Pratiche sleali nell’agroalimentare, l’Ue avvia una procedura d’infrazione contro l’Italia

La Commissione europea ha avviato una procedura d’infrazione contro l’Italia e gli altri paesi europei che non hanno recepito le nuove norme UE contro le pratiche sleali nel settore agroalimentare

agricoltura
(pixabay)

La Commissione Ue, nella primavera del 2019, ha adottato una direttiva di tutela a favore degli agricoltori, per arginare le pratiche scorrette nella filiera agroalimentare. In particolare, sembra che questo settore commerciale sia particolarmente incline ad essere cannibalizzato dai grandi partner, che, con il loro ruolo di intermediazione tra produzione e consumo finale, spesso portano avanti politiche scorrette nei confronti dei produttori.

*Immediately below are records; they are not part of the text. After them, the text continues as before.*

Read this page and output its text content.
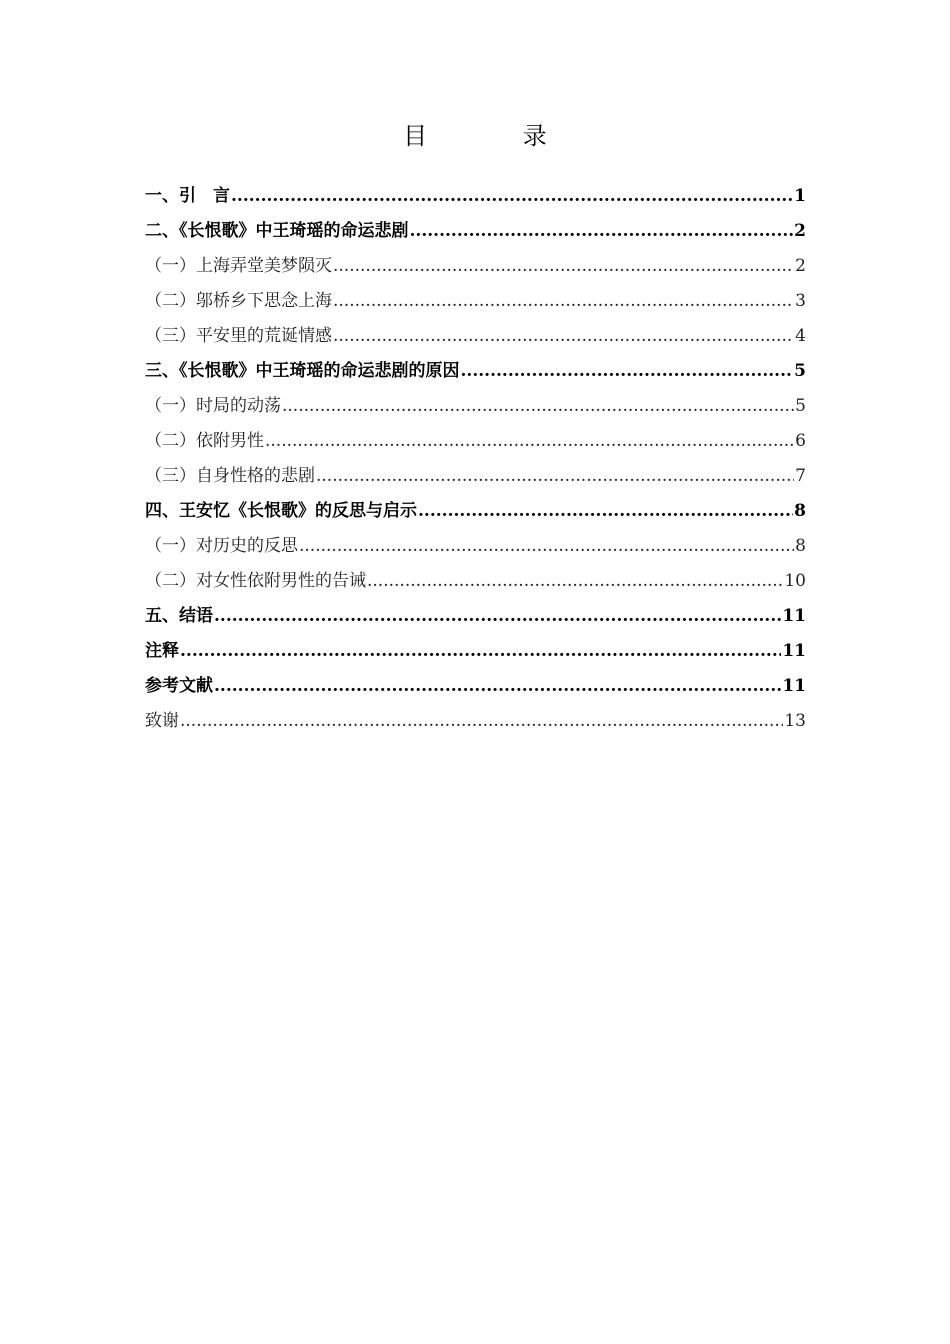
目 录
一、引　言 .....	1
二、《长恨歌》中王琦瑶的命运悲剧 .....	2
（一）上海弄堂美梦陨灭 .....	2
（二）邬桥乡下思念上海 .....	3
（三）平安里的荒诞情感 .....	4
三、《长恨歌》中王琦瑶的命运悲剧的原因 .....	5
（一）时局的动荡 .....	5
（二）依附男性 .....	6
（三）自身性格的悲剧 .....	7
四、王安忆《长恨歌》的反思与启示 .....	8
（一）对历史的反思 .....	8
（二）对女性依附男性的告诫 .....	10
五、结语 .....	11
注释 .....	11
参考文献 .....	11
致谢 .....	13
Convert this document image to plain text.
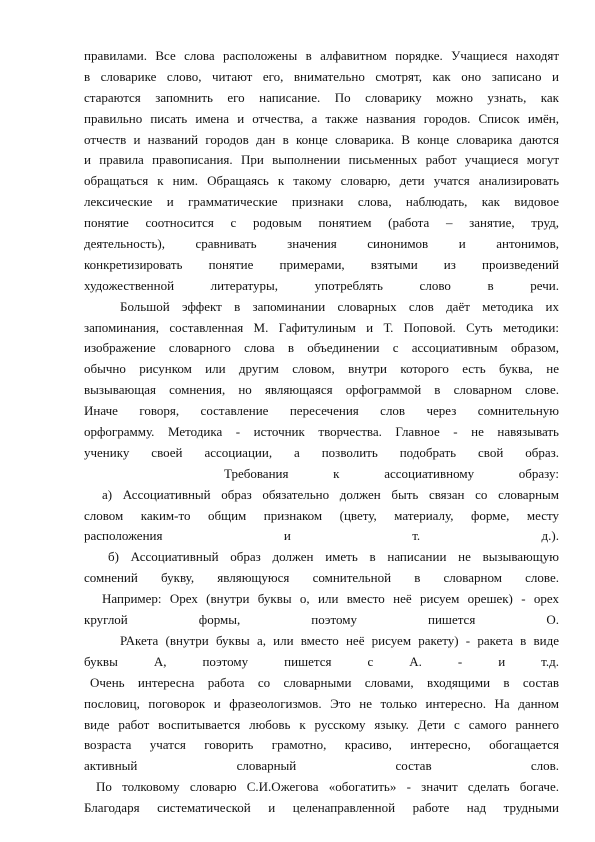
правилами. Все слова расположены в алфавитном порядке. Учащиеся находят
в словарике слово, читают его, внимательно смотрят, как оно записано и
стараются запомнить его написание. По словарику можно узнать, как
правильно писать имена и отчества, а также названия городов. Список имён,
отчеств и названий городов дан в конце словарика. В конце словарика даются
и правила правописания. При выполнении письменных работ учащиеся могут
обращаться к ним. Обращаясь к такому словарю, дети учатся анализировать
лексические и грамматические признаки слова, наблюдать, как видовое
понятие соотносится с родовым понятием (работа – занятие, труд,
деятельность), сравнивать значения синонимов и антонимов,
конкретизировать понятие примерами, взятыми из произведений
художественной литературы, употреблять слово в речи.
Большой эффект в запоминании словарных слов даёт методика их
запоминания, составленная М. Гафитулиным и Т. Поповой. Суть методики:
изображение словарного слова в объединении с ассоциативным образом,
обычно рисунком или другим словом, внутри которого есть буква, не
вызывающая сомнения, но являющаяся орфограммой в словарном слове.
Иначе говоря, составление пересечения слов через сомнительную
орфограмму. Методика - источник творчества. Главное - не навязывать
ученику своей ассоциации, а позволить подобрать свой образ.
Требования к ассоциативному образу:
а) Ассоциативный образ обязательно должен быть связан со словарным
словом каким-то общим признаком (цвету, материалу, форме, месту
расположения и т. д.).
б) Ассоциативный образ должен иметь в написании не вызывающую
сомнений букву, являющуюся сомнительной в словарном слове.
Например: Орех (внутри буквы о, или вместо неё рисуем орешек) - орех
круглой формы, поэтому пишется О.
РАкета (внутри буквы а, или вместо неё рисуем ракету) - ракета в виде
буквы А, поэтому пишется с А. - и т.д.
Очень интересна работа со словарными словами, входящими в состав
пословиц, поговорок и фразеологизмов. Это не только интересно. На данном
виде работ воспитывается любовь к русскому языку. Дети с самого раннего
возраста учатся говорить грамотно, красиво, интересно, обогащается
активный словарный состав слов.
По толковому словарю С.И.Ожегова «обогатить» - значит сделать богаче.
Благодаря систематической и целенаправленной работе над трудными
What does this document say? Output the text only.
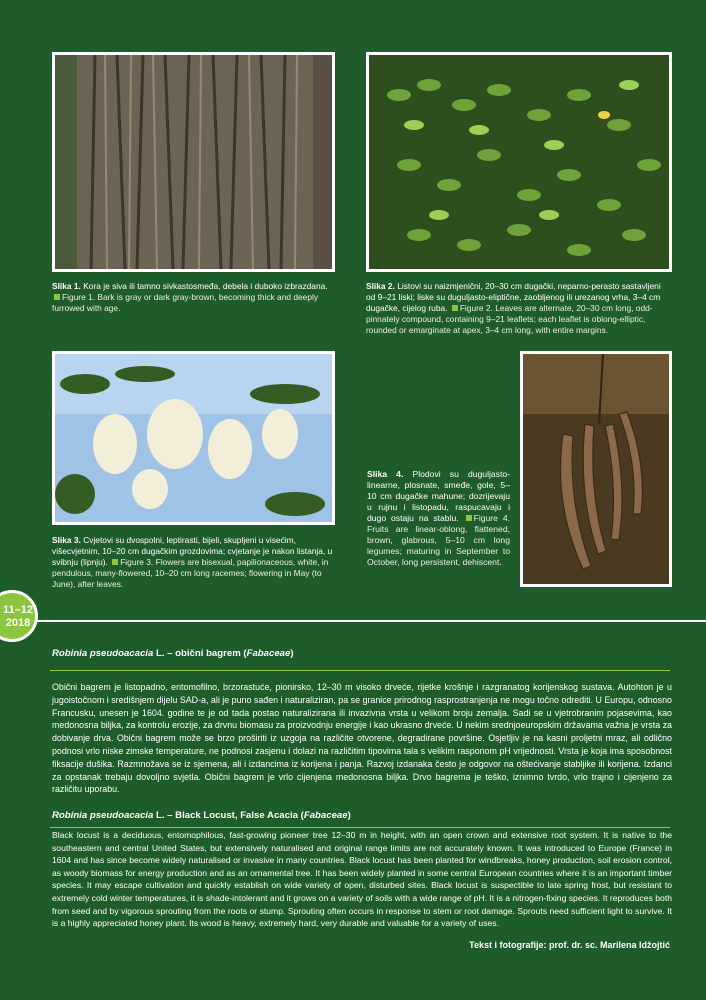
Slika 1. Kora je siva ili tamno sivkastosmeđa, debela i duboko izbrazdana. Figure 1. Bark is gray or dark gray-brown, becoming thick and deeply furrowed with age.
Slika 2. Listovi su naizmjenični, 20–30 cm dugački, neparno-perasto sastavljeni od 9–21 liski; liske su duguljasto-eliptične, zaobljenog ili urezanog vrha, 3–4 cm dugačke, cijelog ruba. Figure 2. Leaves are alternate, 20–30 cm long, odd-pinnately compound, containing 9–21 leaflets; each leaflet is oblong-elliptic, rounded or emarginate at apex, 3–4 cm long, with entire margins.
Slika 3. Cvjetovi su dvospolni, leptirasti, bijeli, skupljeni u visećim, višecvjetnim, 10–20 cm dugačkim grozdovima; cvjetanje je nakon listanja, u svibnju (lipnju). Figure 3. Flowers are bisexual, papilionaceous, white, in pendulous, many-flowered, 10–20 cm long racemes; flowering in May (to June), after leaves.
Slika 4. Plodovi su duguljasto-linearne, plosnate, smeđe, gole, 5–10 cm dugačke mahune; dozrijevaju u rujnu i listopadu, raspucavaju i dugo ostaju na stablu. Figure 4. Fruits are linear-oblong, flattened, brown, glabrous, 5–10 cm long legumes; maturing in September to October, long persistent, dehiscent.
11–12
2018
Robinia pseudoacacia L. – obični bagrem (Fabaceae)
Obični bagrem je listopadno, entomofilno, brzorastuće, pionirsko, 12–30 m visoko drveće, rijetke krošnje i razgranatog korijenskog sustava. Autohton je u jugoistočnom i središnjem dijelu SAD-a, ali je puno sađen i naturaliziran, pa se granice prirodnog rasprostranjenja ne mogu točno odrediti. U Europu, odnosno Francusku, unesen je 1604. godine te je od tada postao naturalizirana ili invazivna vrsta u velikom broju zemalja. Sadi se u vjetrobranim pojasevima, kao medonosna biljka, za kontrolu erozije, za drvnu biomasu za proizvodnju energije i kao ukrasno drveće. U nekim srednjoeuropskim državama važna je vrsta za dobivanje drva. Obični bagrem može se brzo proširiti iz uzgoja na različite otvorene, degradirane površine. Osjetljiv je na kasni proljetni mraz, ali odlično podnosi vrlo niske zimske temperature, ne podnosi zasjenu i dolazi na različitim tipovima tala s velikim rasponom pH vrijednosti. Vrsta je koja ima sposobnost fiksacije dušika. Razmnožava se iz sjemena, ali i izdancima iz korijena i panja. Razvoj izdanaka često je odgovor na oštećivanje stabljike ili korijena. Izdanci za opstanak trebaju dovoljno svjetla. Obični bagrem je vrlo cijenjena medonosna biljka. Drvo bagrema je teško, iznimno tvrdo, vrlo trajno i cijenjeno za različitu uporabu.
Robinia pseudoacacia L. – Black Locust, False Acacia (Fabaceae)
Black locust is a deciduous, entomophilous, fast-growing pioneer tree 12–30 m in height, with an open crown and extensive root system. It is native to the southeastern and central United States, but extensively naturalised and original range limits are not accurately known. It was introduced to Europe (France) in 1604 and has since become widely naturalised or invasive in many countries. Black locust has been planted for windbreaks, honey production, soil erosion control, as woody biomass for energy production and as an ornamental tree. It has been widely planted in some central European countries where it is an important timber species. It may escape cultivation and quickly establish on wide variety of open, disturbed sites. Black locust is suspectible to late spring frost, but resistant to extremely cold winter temperatures, it is shade-intolerant and it grows on a variety of soils with a wide range of pH. It is a nitrogen-fixing species. It reproduces both from seed and by vigorous sprouting from the roots or stump. Sprouting often occurs in response to stem or root damage. Sprouts need sufficient light to survive. It is a highly appreciated honey plant. Its wood is heavy, extremely hard, very durable and valuable for a variety of uses.
Tekst i fotografije: prof. dr. sc. Marilena Idžojtić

Le pratiche sleali identificate nella nuova normativa, che per la prima volta esprime posizione sul tema, sono 16, tra cui:

  • i ritardi di pagamento e l’annullamento di ordini con preavviso breve per prodotti alimentari deperibili;
  • le modifiche unilaterali o retroattive ai contratti;
  • l’obbligo imposto al fornitore di pagare i prodotti sprecati;
  • il rifiuto di contratti scritti.

Evidentemente, se la Commissione europea ha deciso di intervenire, questi comportamenti sono diventati sempre più frequenti negli ultimi anni. Gli stati membri sono stati chiamati a sottoscrivere la normativa, ma da più parti la risposta è stata il silenzio. Austria, Belgio, Cechia, Cipro, Estonia, Francia, Italia, Polonia, Portogallo, Romania, Slovenia e Spagna, hanno ricevuto la lettera di avvio della procedura d’infrazione a loro carico. La Commissione Ue conferisce ulteriori due mesi di tempo per rispondere e in caso contrario, le suddette nazioni verranno sanzionate.

Al contrario, Bulgaria, Croazia, Danimarca, Finlandia, Germania, Grecia, Irlanda, Lettonia, Lituania, Lussemburgo, Malta, Paesi Bassi, Slovacchia, Svezia e Ungheria, hanno dichiarato di aver recepito la direttiva e di aver adottato tutte le misure necessarie a metterla in pratica. La Francia e l’Estonia hanno risposto che accolgono solo parzialmente la normativa, essendo la loro legislazione interna in parte opposta.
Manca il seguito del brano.